Nephroblastomatosis is a complex abnormality of nephrogenesis. Normal developmental anatomy of the kidney occurs when the ureteric bud contacts aggregates of primitive nephroblasts (metanephric blastema) in the paraspinal region of the developing embryo. Renal development occurs as a result of the interaction of the advancing and bifurcating ureteric bud which branch and form the collecting system of the kidney and the metanephric blastema which give rise to form epithelial and stromal elements of the kidney. Metanephric blastema lies peripherally in the subcapsular and interlobular spaces. Nephrons and associated supporting structures arise from the metanephric blastema. Nephrogenesis is complete in the normal fetus at 34-36 weeks of gestation.

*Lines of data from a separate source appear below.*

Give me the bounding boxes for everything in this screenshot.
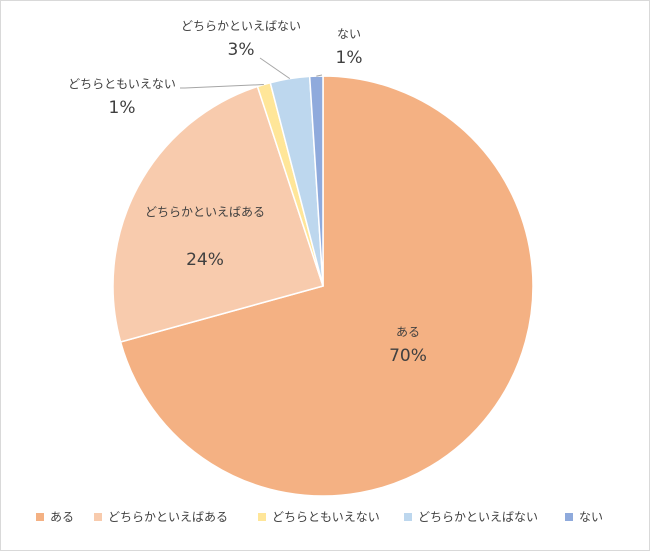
data-label: 1% (335, 48, 363, 68)
data-label-name: ある (395, 325, 420, 339)
pie-slice (112, 85, 324, 343)
data-label: 3% (227, 40, 255, 60)
legend-label: ない (579, 510, 604, 524)
legend-item: どちらともいえない (258, 508, 380, 525)
legend-swatch (404, 512, 412, 521)
legend-item: どちらかといえばない (404, 508, 538, 525)
leader-line (180, 84, 264, 89)
legend-label: どちらともいえない (272, 510, 380, 524)
data-label: 70% (389, 346, 427, 366)
legend-item: ある (36, 508, 74, 525)
legend-swatch (258, 512, 266, 521)
legend-swatch (36, 512, 44, 521)
legend-swatch (94, 512, 102, 521)
leader-line (316, 74, 323, 77)
legend-item: どちらかといえばある (94, 508, 228, 525)
legend-label: どちらかといえばない (418, 510, 539, 524)
data-label-name: どちらともいえない (68, 77, 176, 91)
leader-line (259, 57, 291, 80)
legend-label: ある (50, 510, 75, 524)
data-label-name: ない (336, 27, 361, 41)
legend-item: ない (565, 508, 603, 525)
data-label-name: どちらかといえばある (145, 205, 266, 219)
data-label: 24% (186, 250, 224, 270)
legend-label: どちらかといえばある (108, 510, 229, 524)
pie-slice (119, 75, 534, 497)
legend-swatch (565, 512, 573, 521)
data-label: 1% (108, 98, 136, 118)
data-label-name: どちらかといえばない (180, 19, 301, 33)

Nephroblastomatosis is defined as the persistence of metanephric blastema, also known as nephrogenic rests, into infancy and childhood. Beckwith classified nephrogenic rests as dormant (nascent), sclerosing (obsolescent) or hyperplastic/neoplastic. Thus, nephrogenic rests may regress, sclerose or become hyperplastic/mitotically active or give rise to larger and frankly neoplastic rests such as Wilm's tumor. Nephroblastomatosis can be differentiated from Wilm's tumor by its gross and microscopic appearance and imaging characteristics. Nephroblastomatosis is usually diffuse, involves the entire subcapsular portion, has no renal capsule, has a lobulated margin separating it from underlying uninvolved kidney and has a uniform pink-flesh appearance and firm consistency. On the other hand, Wilm's tumors are usually a bulky, spherical mass, occupies one portion of the kidney with areas of necrosis, hemorrhage and macroscopic cysts. On ultrasound, nephroblastomatosis may show enlarged kidneys and hypoechoic foci in a diffuse or mutifocal pattern or normal appearing enlarged kidneys. On CT, nephroblastomatosis may appear as a multifocal or diffuse subcapsular layer of abnormal hypodense tissue. Nephrogenic rests may not demonstrate enhancement with IV contrast material. Normal enhancing renal tissue is typically seen in the central portion of the kidney.
Treatment options for patients with nephroblastomatosis include follow-up with ultrasound or CT every 2-6 months. Chemotherapy in nephroblatomatosis is controversial. Beckwith recommends use of chemotherapy in stage 1 WT and histologically proven nephroblastomatosis to decrease the size of the lesion. Although potential for malignant transformation is low, the mass effect of growing nephrogenic rests may mechanically injure the kidney. These benefits may be outweighed against the potential long term side effects and unproven efficacy of chemotherapy.